Number of positive unordered integral solutions What are the number of positive unordered integral solutions for $a+b+c=36$
Solution given is $108.$.But I am getting $91$ as $$\frac{\binom{35}2-3\times16-1}{3!}.$$
$3\times16($ for $a=b$ cases and $1$ for $a=b=c$ cases)
please help me what is missing in this logic?
 A: The idea of ${35\choose2}$ is that you are picking $a,a+b$. For $a<b<c$ you get the solution six times (corresponding to the permutations of $a,b,c$). But you only get the solution $12,12,12$ once by picking $12,24$. For a solution like $10,10,16$, you get it three times by picking $10,20$ or $10,26$ or $16,10$. So you have actually undercounted these cases. There are 17 cases $a,a,b$ including the case $12,12,12$ (we can take $a=1,2,\dots,17$). So before dividing by 6 we need to add back the 16 doubles three times each and the triple 5 times. Thus the answer is $$\frac{595+48+5}{6}=108$$ 
A: Your "positive unordered integral solutions" are called partitions (of $36$) into three parts, or $3$-partitions for short.
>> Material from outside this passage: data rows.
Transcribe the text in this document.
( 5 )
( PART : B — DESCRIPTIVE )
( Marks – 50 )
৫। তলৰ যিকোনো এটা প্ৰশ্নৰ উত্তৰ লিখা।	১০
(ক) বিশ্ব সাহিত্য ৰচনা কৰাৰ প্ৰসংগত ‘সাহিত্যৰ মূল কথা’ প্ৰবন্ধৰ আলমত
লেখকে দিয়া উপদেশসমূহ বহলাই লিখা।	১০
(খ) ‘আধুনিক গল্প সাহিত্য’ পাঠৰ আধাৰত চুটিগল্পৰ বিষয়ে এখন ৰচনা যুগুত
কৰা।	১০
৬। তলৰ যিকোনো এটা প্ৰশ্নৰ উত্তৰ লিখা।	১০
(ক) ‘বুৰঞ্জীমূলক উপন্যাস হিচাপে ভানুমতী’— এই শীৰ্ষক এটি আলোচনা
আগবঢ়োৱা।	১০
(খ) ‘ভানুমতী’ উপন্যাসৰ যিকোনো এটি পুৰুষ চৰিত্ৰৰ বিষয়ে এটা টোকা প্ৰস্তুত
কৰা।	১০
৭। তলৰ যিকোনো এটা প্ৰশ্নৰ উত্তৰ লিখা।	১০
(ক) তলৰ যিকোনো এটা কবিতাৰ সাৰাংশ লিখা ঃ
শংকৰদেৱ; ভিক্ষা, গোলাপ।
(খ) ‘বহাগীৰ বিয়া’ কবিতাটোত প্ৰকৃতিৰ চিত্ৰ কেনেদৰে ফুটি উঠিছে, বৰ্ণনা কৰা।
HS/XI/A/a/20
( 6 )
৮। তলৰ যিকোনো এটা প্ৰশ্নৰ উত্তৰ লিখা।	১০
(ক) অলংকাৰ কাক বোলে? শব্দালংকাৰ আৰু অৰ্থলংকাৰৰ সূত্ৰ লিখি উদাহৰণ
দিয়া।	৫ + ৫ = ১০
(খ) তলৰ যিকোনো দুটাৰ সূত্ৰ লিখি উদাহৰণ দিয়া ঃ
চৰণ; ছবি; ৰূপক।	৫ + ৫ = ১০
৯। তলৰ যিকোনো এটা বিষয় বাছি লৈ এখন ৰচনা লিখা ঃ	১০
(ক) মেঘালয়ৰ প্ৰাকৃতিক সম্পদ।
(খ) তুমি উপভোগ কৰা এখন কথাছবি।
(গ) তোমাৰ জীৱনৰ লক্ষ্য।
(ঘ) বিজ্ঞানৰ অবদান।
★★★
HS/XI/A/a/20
Since $a$, $b$, $c$ have to be $\geq1$, by "stars and bars" there are ${(36-3)+2\choose 2}=595$ ordered admissible triples summing to $36$. Here  each partition of $36$ with three different parts occurs six times, the $16$ $3$-partitions with exactly two equal parts occur  three times, and the partition $(12,12,12)$ occurs one time. If we now form the number
$$595+ 3\cdot 16+5\cdot 1=648$$
then all $3$-partitions of $36$ have been counted exactly six times. It follows that the number of $3$-partitions of $36$  is ${648\over6}=108$.
A: The number 91 that you have is the number of unordered triples $\{a,b,c\}$ such that $a,b,c$ are all distinct. For the number of unordered triples, add the 16 and 1 to get 108.
A: If $P(n,k)$ denotes the number of $k$ partitions of $n$, then we have the recurrence relation $$P(n,k) = P(n-k,k) + P(n-1,k-1)$$ Also note that $P(2m,2) = m$ and $P(2m+1,2) = 2$. Using these, it is easy to show that $P(6n,3) = 3n^2$. Hence $P(36,3) = 3\cdot 6^2 = 108$.